A noite estava cinzenta e chuvosa, mas isso não impediu a romaria que se fez ao Lisboa ao Vivo no Sábado, dia 25 de Outubro, para celebrar os 40 anos de uma banda que influenciou algumas das nossas bandas preferidas. Os The Young Gods são uma ode aos deuses do rock industrial e trazem com eles o encantamento divino de nos deixar em estado de transe.
A abrir as hostes, os lisboetas Decline and Fall. O trio vagueia entre um post rock e uma dark wave morna com atmosferas densas e extensas. Os samplers são os reis da atuação, deixando espaço para a distorção da guitarra que deveria ser usada com maior ênfase. A voz de Armando Teixeira assenta que nem uma luva neste estilo, como já bem sabemos, e apresenta várias tonalidades fazendo, por vezes, lembrar Andrew Eldritch. É uma banda com potencial, mas que precisa de colocar mais fervor na guitarra, caso contrário estaremos perante uma morte lenta em estado contínuo. Apresentaram o seu EP de estreia Scars and Ashes e uma música nova, que encerrou o concerto.
Os The Young Gods estavam prestes a proporcionar-nos uma jornada sonora e visual de puro regalo onde tudo parecia uma espécie de ritual de celebração. A celebração de 40 anos de carreira, a do lançamento de Appear Disappear e a da prova que a idade não lhes pesa.

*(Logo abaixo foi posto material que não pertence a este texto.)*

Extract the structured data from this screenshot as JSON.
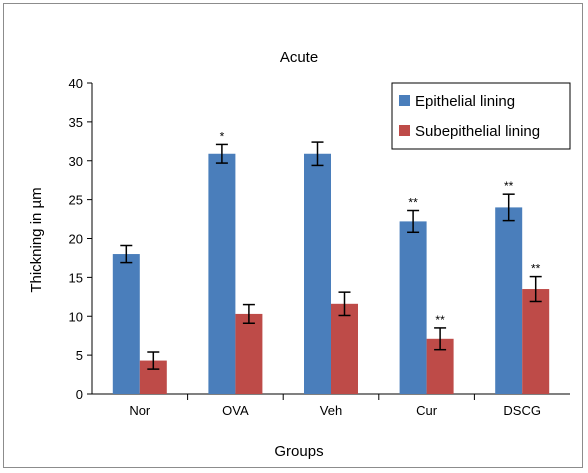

O industrial vive de samplers e os The Young Gods foram uma das bandas pioneiras a usá-los no estilo, no entanto, a bateria faz sempre a diferença. A deles, grande e robusta, serviu para dar corpo e forma às músicas tal como a guitarra de Franz Treichler desenhava os contornos distorcidos que compunham a densidade sonora que nos ofereciam.

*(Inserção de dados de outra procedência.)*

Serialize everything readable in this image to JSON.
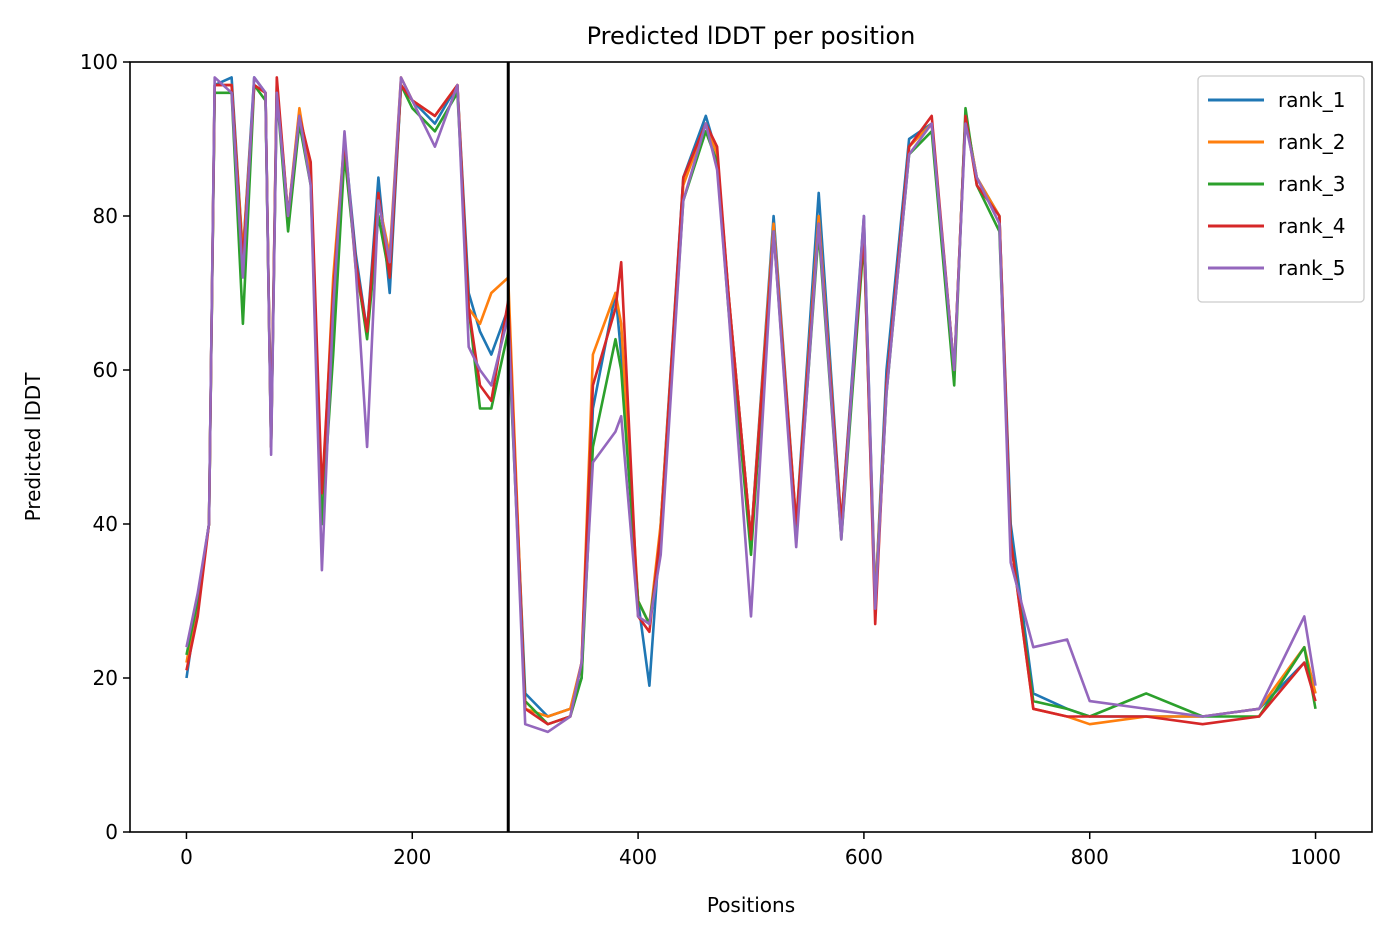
{
  "chart_data": {
    "type": "line",
    "title": "Predicted lDDT per position",
    "xlabel": "Positions",
    "ylabel": "Predicted lDDT",
    "xlim": [
      -50,
      1050
    ],
    "ylim": [
      0,
      100
    ],
    "xticks": [
      0,
      200,
      400,
      600,
      800,
      1000
    ],
    "yticks": [
      0,
      20,
      40,
      60,
      80,
      100
    ],
    "grid": false,
    "legend_position": "top-right",
    "vline": {
      "x": 285,
      "color": "#000000"
    },
    "series": [
      {
        "name": "rank_1",
        "color": "#1f77b4",
        "x": [
          0,
          10,
          20,
          25,
          40,
          50,
          60,
          70,
          75,
          80,
          90,
          100,
          110,
          120,
          130,
          140,
          150,
          160,
          170,
          180,
          190,
          200,
          220,
          240,
          250,
          260,
          270,
          285,
          300,
          320,
          340,
          350,
          360,
          380,
          385,
          400,
          410,
          420,
          440,
          460,
          470,
          480,
          500,
          520,
          540,
          560,
          580,
          600,
          610,
          620,
          640,
          660,
          680,
          690,
          700,
          720,
          730,
          750,
          780,
          800,
          850,
          900,
          950,
          990,
          1000
        ],
        "y": [
          20,
          30,
          40,
          97,
          98,
          75,
          98,
          96,
          50,
          97,
          80,
          93,
          85,
          40,
          65,
          90,
          75,
          65,
          85,
          70,
          97,
          95,
          92,
          97,
          70,
          65,
          62,
          68,
          18,
          15,
          16,
          20,
          55,
          70,
          62,
          30,
          19,
          40,
          85,
          93,
          88,
          70,
          38,
          80,
          40,
          83,
          40,
          80,
          30,
          60,
          90,
          92,
          60,
          93,
          85,
          80,
          40,
          18,
          16,
          15,
          15,
          15,
          16,
          22,
          18
        ]
      },
      {
        "name": "rank_2",
        "color": "#ff7f0e",
        "x": [
          0,
          10,
          20,
          25,
          40,
          50,
          60,
          70,
          75,
          80,
          90,
          100,
          110,
          120,
          130,
          140,
          150,
          160,
          170,
          180,
          190,
          200,
          220,
          240,
          250,
          260,
          270,
          285,
          300,
          320,
          340,
          350,
          360,
          380,
          385,
          400,
          410,
          420,
          440,
          460,
          470,
          480,
          500,
          520,
          540,
          560,
          580,
          600,
          610,
          620,
          640,
          660,
          680,
          690,
          700,
          720,
          730,
          750,
          780,
          800,
          850,
          900,
          950,
          990,
          1000
        ],
        "y": [
          22,
          30,
          40,
          97,
          97,
          75,
          97,
          96,
          50,
          97,
          80,
          94,
          85,
          42,
          72,
          90,
          73,
          65,
          82,
          75,
          98,
          95,
          93,
          97,
          68,
          66,
          70,
          72,
          16,
          15,
          16,
          22,
          62,
          70,
          66,
          30,
          27,
          40,
          84,
          92,
          88,
          70,
          38,
          79,
          40,
          80,
          40,
          78,
          30,
          58,
          89,
          92,
          60,
          93,
          85,
          80,
          38,
          16,
          15,
          14,
          15,
          15,
          16,
          24,
          18
        ]
      },
      {
        "name": "rank_3",
        "color": "#2ca02c",
        "x": [
          0,
          10,
          20,
          25,
          40,
          50,
          60,
          70,
          75,
          80,
          90,
          100,
          110,
          120,
          130,
          140,
          150,
          160,
          170,
          180,
          190,
          200,
          220,
          240,
          250,
          260,
          270,
          285,
          300,
          320,
          340,
          350,
          360,
          380,
          385,
          400,
          410,
          420,
          440,
          460,
          470,
          480,
          500,
          520,
          540,
          560,
          580,
          600,
          610,
          620,
          640,
          660,
          680,
          690,
          700,
          720,
          730,
          750,
          780,
          800,
          850,
          900,
          950,
          990,
          1000
        ],
        "y": [
          23,
          30,
          40,
          96,
          96,
          66,
          97,
          95,
          50,
          96,
          78,
          92,
          84,
          40,
          62,
          88,
          74,
          64,
          80,
          72,
          97,
          94,
          91,
          96,
          68,
          55,
          55,
          65,
          17,
          14,
          15,
          20,
          50,
          64,
          60,
          30,
          27,
          38,
          82,
          91,
          87,
          68,
          36,
          78,
          38,
          78,
          38,
          77,
          29,
          57,
          88,
          91,
          58,
          94,
          84,
          78,
          38,
          17,
          16,
          15,
          18,
          15,
          15,
          24,
          16
        ]
      },
      {
        "name": "rank_4",
        "color": "#d62728",
        "x": [
          0,
          10,
          20,
          25,
          40,
          50,
          60,
          70,
          75,
          80,
          90,
          100,
          110,
          120,
          130,
          140,
          150,
          160,
          170,
          180,
          190,
          200,
          220,
          240,
          250,
          260,
          270,
          285,
          300,
          320,
          340,
          350,
          360,
          380,
          385,
          400,
          410,
          420,
          440,
          460,
          470,
          480,
          500,
          520,
          540,
          560,
          580,
          600,
          610,
          620,
          640,
          660,
          680,
          690,
          700,
          720,
          730,
          750,
          780,
          800,
          850,
          900,
          950,
          990,
          1000
        ],
        "y": [
          21,
          28,
          40,
          97,
          97,
          74,
          97,
          96,
          50,
          98,
          80,
          93,
          87,
          44,
          70,
          90,
          74,
          65,
          83,
          72,
          97,
          95,
          93,
          97,
          68,
          58,
          56,
          69,
          16,
          14,
          15,
          22,
          58,
          68,
          74,
          28,
          26,
          39,
          85,
          92,
          89,
          70,
          38,
          78,
          40,
          79,
          40,
          78,
          27,
          58,
          89,
          93,
          60,
          93,
          84,
          80,
          38,
          16,
          15,
          15,
          15,
          14,
          15,
          22,
          17
        ]
      },
      {
        "name": "rank_5",
        "color": "#9467bd",
        "x": [
          0,
          10,
          20,
          25,
          40,
          50,
          60,
          70,
          75,
          80,
          90,
          100,
          110,
          120,
          130,
          140,
          150,
          160,
          170,
          180,
          190,
          200,
          220,
          240,
          250,
          260,
          270,
          285,
          300,
          320,
          340,
          350,
          360,
          380,
          385,
          400,
          410,
          420,
          440,
          460,
          470,
          480,
          500,
          520,
          540,
          560,
          580,
          600,
          610,
          620,
          640,
          660,
          680,
          690,
          700,
          720,
          730,
          750,
          780,
          800,
          850,
          900,
          950,
          990,
          1000
        ],
        "y": [
          24,
          31,
          40,
          98,
          96,
          72,
          98,
          96,
          49,
          96,
          80,
          93,
          84,
          34,
          68,
          91,
          73,
          50,
          82,
          74,
          98,
          95,
          89,
          97,
          63,
          60,
          58,
          67,
          14,
          13,
          15,
          22,
          48,
          52,
          54,
          28,
          27,
          36,
          82,
          92,
          86,
          68,
          28,
          78,
          37,
          79,
          38,
          80,
          29,
          57,
          88,
          92,
          60,
          92,
          85,
          79,
          35,
          24,
          25,
          17,
          16,
          15,
          16,
          28,
          19
        ]
      }
    ]
  }
}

A música dos The Young Gods constrói-se de atmosferas fumarentas e ritmadas que nos abraçam com intensidade e nos colocam em diversas paisagens de cores e texturas que nos obrigam a fechar os olhos e entrar numa espécie de transe. O corpo acompanha o ritmo e a mente perde-se na distorção, podendo desintegrar-se aos poucos.
Com uma entrega genuína ao público e do público, rodeados de um notável jogo de luz, provaram que não precisam de hits para ter um bom concerto. Provaram que merecem ter o estatuto que têm e que ainda conseguem conquistar e arrastar multidões.
Appear Disappear foi lançado a 13 de junho deste ano e foi a estrela da noite. Das 10 músicas que o compõem só ficou 1 de fora e foram todas aprovadas com distinção. A banda suíça mostrou que o industrial da era moderna não fica aquém do do passado nem desvanece no sentir. Fora isso, T.V. Sky teve direito a destaque vincado, havendo espaço para “All My Skin Standing” do Data Mirage Tangram e “L’Amourir” do L’eau Rouge.
O concerto teve direito a dois encores, terminando com a “Did You Miss Me?” do primeiro disco. E sim, vamos ter saudades!
Destaco a contínua falta de respeito do público português que teima em achar que as regras não são para cumprir e passam a noite a fumar num local onde é proibido fazê-lo. Mantendo a atitude egoística de pensar que são superiores a tudo, sem ponderar que podem estar a causar desconforto a alguém e contribuir para um mau bocado num momento que deveria ser único. Infelizmente só vejo isso acontecer em Portugal e, na verdade, para além de lamentar, tenho vergonha.
O concerto de The Young Gods e Decline And Fall no dia anterior no Hard Club (Porto) contou apenas com a nossa fotógrafa Helena Granjo, pelo que apresentamos também neste artigo com as fotografias dessa noite.